Cryptocurrencies are often seen as a great way to get rich quick, or poor quicker. To be honest, if I wanted to lose a shed load of money, I’d much rather nip down the bookies and put it all on Tripod Lad to win the 3:30 at Kempton Park. Whilst it might fall at the first fence, at least I would have some idea about the mechanics preventing it reaching the winning post. However, my approach to losing money is looking increasingly old school. It appears that there’s nobody left on the planet who doesn’t know somebody holding a fraction of a bitcoin in the hope that it will miraculously increase in value enough to put their grandkids through university.
So, how worrying is the rise of the derivatives on cryptocurrencies? Well, we’ve certainly seen extreme volatility in this asset class, commonly attributed to investor behaviours of herding and regret-aversion. Does this create systemic risk? Well, it’s tempting to believe this asset class isn’t mature enough yet to represent a risk to the entire financial system. However, the launch of exchange traded derivatives on cryptocurrencies has led to involvement of increasing numbers of systemically important financial institutions in this asset class. The CFTC Chairman J. Christopher Giancarlo has warned whilst cryptocurrency derivatives are a relatively small market in terms of systemic risk, it is one that the CFTC needs to watch carefully.
So, we hope this is a development the EEA regulators are also watching carefully. Surely this is one of the good things about EMIR trade reporting – ESMA and other EEA regulators will have had 6 years of analysing cryptocurrency derivatives to assess whether they could have the potential to grow and become a new threat to financial stability. Or have they? Possibly not, as there is a great deal of confusion in the industry as to whether cryptocurrency derivative instruments are actually reportable at all under EMIR. Whilst some firms have decided to trade report them to trade repositories, others have not. The confusion stems from the definition of reportable derivatives. EMIR takes this definition from MiFID and the FCA has explained that whilst cryptocurrency derivatives are “capable” of being financial instruments under MiFID II, it does not consider cryptocurrencies to be currencies or commodities under MiFID II. This is unfortunate as it leaves firms with the added dilemma that if these derivatives are EMIR trade reportable, exactly how should they be reported. Those firms that have chosen to report have taken the decision to report as commodity derivatives; mainly because the ESMA validation for currency derivatives requires an official ISO currency code and cryptocurrencies do not have one. However, it is debatable whether reporting cryptocurrencies as commodities will deliver much value to the regulators as they will not be recognisable as cryptocurrencies from the report. Maybe the perfect opportunity to address this issue would have been through the fundamental changes to the reporting technical standards implemented in October 2017.

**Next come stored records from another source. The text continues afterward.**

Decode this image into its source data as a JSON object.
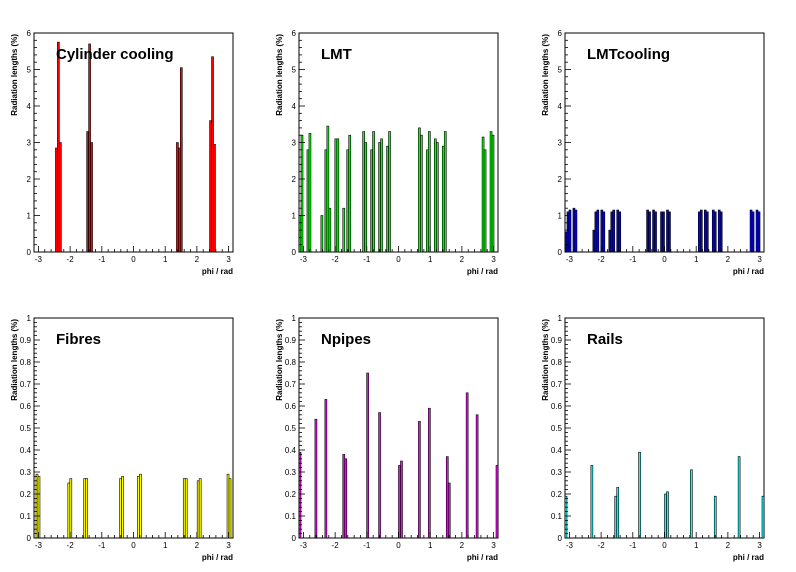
{
  "chart_data": [
    {
      "type": "bar",
      "title": "Cylinder cooling",
      "xlabel": "phi / rad",
      "ylabel": "Radiation lengths (%)",
      "xlim": [
        -3.14,
        3.14
      ],
      "ylim": [
        0,
        6
      ],
      "xticks": [
        "-3",
        "-2",
        "-1",
        "0",
        "1",
        "2",
        "3"
      ],
      "yticks": [
        "0",
        "1",
        "2",
        "3",
        "4",
        "5",
        "6"
      ],
      "color": "#ff0000",
      "bins": 100,
      "values": [
        0,
        0,
        0,
        0,
        0,
        0,
        0,
        0,
        0,
        0,
        0,
        2.85,
        5.75,
        3.0,
        0,
        0,
        0,
        0,
        0,
        0,
        0,
        0,
        0,
        0,
        0,
        0,
        0,
        3.3,
        5.7,
        3.0,
        0,
        0,
        0,
        0,
        0,
        0,
        0,
        0,
        0,
        0,
        0,
        0,
        0,
        0,
        0,
        0,
        0,
        0,
        0,
        0,
        0,
        0,
        0,
        0,
        0,
        0,
        0,
        0,
        0,
        0,
        0,
        0,
        0,
        0,
        0,
        0,
        0,
        0,
        0,
        0,
        0,
        0,
        0,
        3.0,
        2.85,
        5.05,
        0,
        0,
        0,
        0,
        0,
        0,
        0,
        0,
        0,
        0,
        0,
        0,
        0,
        0,
        3.6,
        5.35,
        2.95,
        0,
        0,
        0,
        0,
        0,
        0,
        0,
        0,
        0
      ]
    },
    {
      "type": "bar",
      "title": "LMT",
      "xlabel": "phi / rad",
      "ylabel": "Radiation lengths (%)",
      "xlim": [
        -3.14,
        3.14
      ],
      "ylim": [
        0,
        6
      ],
      "xticks": [
        "-3",
        "-2",
        "-1",
        "0",
        "1",
        "2",
        "3"
      ],
      "yticks": [
        "0",
        "1",
        "2",
        "3",
        "4",
        "5",
        "6"
      ],
      "color": "#00ff00",
      "bins": 100,
      "values": [
        1.0,
        3.2,
        0,
        0,
        2.8,
        3.25,
        0,
        0,
        0,
        0,
        0,
        1.0,
        0,
        2.8,
        3.45,
        1.2,
        0,
        0,
        3.1,
        3.1,
        0,
        0,
        1.2,
        0,
        2.8,
        3.2,
        0,
        0,
        0,
        0,
        0,
        0,
        3.3,
        3.0,
        0,
        0,
        2.8,
        3.3,
        0,
        0,
        3.0,
        3.1,
        0,
        0,
        2.9,
        3.3,
        0,
        0,
        0,
        0,
        0,
        0,
        0,
        0,
        0,
        0,
        0,
        0,
        0,
        0,
        3.4,
        3.2,
        0,
        0,
        2.8,
        3.3,
        0,
        0,
        3.1,
        3.0,
        0,
        0,
        2.9,
        3.3,
        0,
        0,
        0,
        0,
        0,
        0,
        0,
        0,
        0,
        0,
        0,
        0,
        0,
        0,
        0,
        0,
        0,
        0,
        3.15,
        2.8,
        0,
        0,
        3.3,
        3.2,
        0,
        0
      ]
    },
    {
      "type": "bar",
      "title": "LMTcooling",
      "xlabel": "phi / rad",
      "ylabel": "Radiation lengths (%)",
      "xlim": [
        -3.14,
        3.14
      ],
      "ylim": [
        0,
        6
      ],
      "xticks": [
        "-3",
        "-2",
        "-1",
        "0",
        "1",
        "2",
        "3"
      ],
      "yticks": [
        "0",
        "1",
        "2",
        "3",
        "4",
        "5",
        "6"
      ],
      "color": "#0000ff",
      "bins": 100,
      "values": [
        0.55,
        1.1,
        1.15,
        0,
        1.2,
        1.15,
        0,
        0,
        0,
        0,
        0,
        0,
        0,
        0,
        0.6,
        1.1,
        1.15,
        0,
        1.15,
        1.1,
        0,
        0,
        0.6,
        1.1,
        1.15,
        0,
        1.15,
        1.1,
        0,
        0,
        0,
        0,
        0,
        0,
        0,
        0,
        0,
        0,
        0,
        0,
        0,
        1.15,
        1.1,
        0,
        1.15,
        1.1,
        0,
        0,
        1.1,
        1.1,
        0,
        1.15,
        1.1,
        0,
        0,
        0,
        0,
        0,
        0,
        0,
        0,
        0,
        0,
        0,
        0,
        0,
        0,
        1.1,
        1.15,
        0,
        1.15,
        1.1,
        0,
        0,
        1.15,
        1.1,
        0,
        1.15,
        1.1,
        0,
        0,
        0,
        0,
        0,
        0,
        0,
        0,
        0,
        0,
        0,
        0,
        0,
        0,
        1.15,
        1.1,
        0,
        1.15,
        1.1,
        0,
        0
      ]
    },
    {
      "type": "bar",
      "title": "Fibres",
      "xlabel": "phi / rad",
      "ylabel": "Radiation lengths (%)",
      "xlim": [
        -3.14,
        3.14
      ],
      "ylim": [
        0,
        1
      ],
      "xticks": [
        "-3",
        "-2",
        "-1",
        "0",
        "1",
        "2",
        "3"
      ],
      "yticks": [
        "0",
        "0.1",
        "0.2",
        "0.3",
        "0.4",
        "0.5",
        "0.6",
        "0.7",
        "0.8",
        "0.9",
        "1"
      ],
      "color": "#ffff00",
      "bins": 100,
      "values": [
        0,
        0.29,
        0.28,
        0,
        0,
        0,
        0,
        0,
        0,
        0,
        0,
        0,
        0,
        0,
        0,
        0,
        0,
        0.25,
        0.27,
        0,
        0,
        0,
        0,
        0,
        0,
        0.27,
        0.27,
        0,
        0,
        0,
        0,
        0,
        0,
        0,
        0,
        0,
        0,
        0,
        0,
        0,
        0,
        0,
        0,
        0.27,
        0.28,
        0,
        0,
        0,
        0,
        0,
        0,
        0,
        0.28,
        0.29,
        0,
        0,
        0,
        0,
        0,
        0,
        0,
        0,
        0,
        0,
        0,
        0,
        0,
        0,
        0,
        0,
        0,
        0,
        0,
        0,
        0,
        0.27,
        0.27,
        0,
        0,
        0,
        0,
        0,
        0.26,
        0.27,
        0,
        0,
        0,
        0,
        0,
        0,
        0,
        0,
        0,
        0,
        0,
        0,
        0,
        0.29,
        0.27,
        0
      ]
    },
    {
      "type": "bar",
      "title": "Npipes",
      "xlabel": "phi / rad",
      "ylabel": "Radiation lengths (%)",
      "xlim": [
        -3.14,
        3.14
      ],
      "ylim": [
        0,
        1
      ],
      "xticks": [
        "-3",
        "-2",
        "-1",
        "0",
        "1",
        "2",
        "3"
      ],
      "yticks": [
        "0",
        "0.1",
        "0.2",
        "0.3",
        "0.4",
        "0.5",
        "0.6",
        "0.7",
        "0.8",
        "0.9",
        "1"
      ],
      "color": "#ff00ff",
      "bins": 100,
      "values": [
        0.39,
        0,
        0,
        0,
        0,
        0,
        0,
        0,
        0.54,
        0,
        0,
        0,
        0,
        0.63,
        0,
        0,
        0,
        0,
        0,
        0,
        0,
        0,
        0.38,
        0.36,
        0,
        0,
        0,
        0,
        0,
        0,
        0,
        0,
        0,
        0,
        0.75,
        0,
        0,
        0,
        0,
        0,
        0.57,
        0,
        0,
        0,
        0,
        0,
        0,
        0,
        0,
        0,
        0.33,
        0.35,
        0,
        0,
        0,
        0,
        0,
        0,
        0,
        0,
        0.53,
        0,
        0,
        0,
        0,
        0.59,
        0,
        0,
        0,
        0,
        0,
        0,
        0,
        0,
        0.37,
        0.25,
        0,
        0,
        0,
        0,
        0,
        0,
        0,
        0,
        0.66,
        0,
        0,
        0,
        0,
        0.56,
        0,
        0,
        0,
        0,
        0,
        0,
        0,
        0,
        0,
        0.33
      ]
    },
    {
      "type": "bar",
      "title": "Rails",
      "xlabel": "phi / rad",
      "ylabel": "Radiation lengths (%)",
      "xlim": [
        -3.14,
        3.14
      ],
      "ylim": [
        0,
        1
      ],
      "xticks": [
        "-3",
        "-2",
        "-1",
        "0",
        "1",
        "2",
        "3"
      ],
      "yticks": [
        "0",
        "0.1",
        "0.2",
        "0.3",
        "0.4",
        "0.5",
        "0.6",
        "0.7",
        "0.8",
        "0.9",
        "1"
      ],
      "color": "#00ffff",
      "bins": 100,
      "values": [
        0.19,
        0,
        0,
        0,
        0,
        0,
        0,
        0,
        0,
        0,
        0,
        0,
        0,
        0.33,
        0,
        0,
        0,
        0,
        0,
        0,
        0,
        0,
        0,
        0,
        0,
        0.19,
        0.23,
        0,
        0,
        0,
        0,
        0,
        0,
        0,
        0,
        0,
        0,
        0.39,
        0,
        0,
        0,
        0,
        0,
        0,
        0,
        0,
        0,
        0,
        0,
        0,
        0.2,
        0.21,
        0,
        0,
        0,
        0,
        0,
        0,
        0,
        0,
        0,
        0,
        0,
        0.31,
        0,
        0,
        0,
        0,
        0,
        0,
        0,
        0,
        0,
        0,
        0,
        0.19,
        0,
        0,
        0,
        0,
        0,
        0,
        0,
        0,
        0,
        0,
        0,
        0.37,
        0,
        0,
        0,
        0,
        0,
        0,
        0,
        0,
        0,
        0,
        0,
        0.19
      ]
    }
  ]
}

The reporting of cryptocurrency derivatives may be one of the “known unknowns” in EMIR reporting. However, there are many known reporting errors in EMIR trade reporting that make it through the ESMA validation scheme. Just because a trade repository has accepted a report doesn’t mean it is error free. Some firms consider EMIR trade reporting to be a “fire and forget” reporting regime apparently forgetting the obligation for “complete and accurate” reporting so long as “T+1” is achieved. However, ESMA’s 2017 Annual Report and 2018 Work Programme makes it abundantly clear that the quality of data reported to TRs is not good enough and needs to be improved.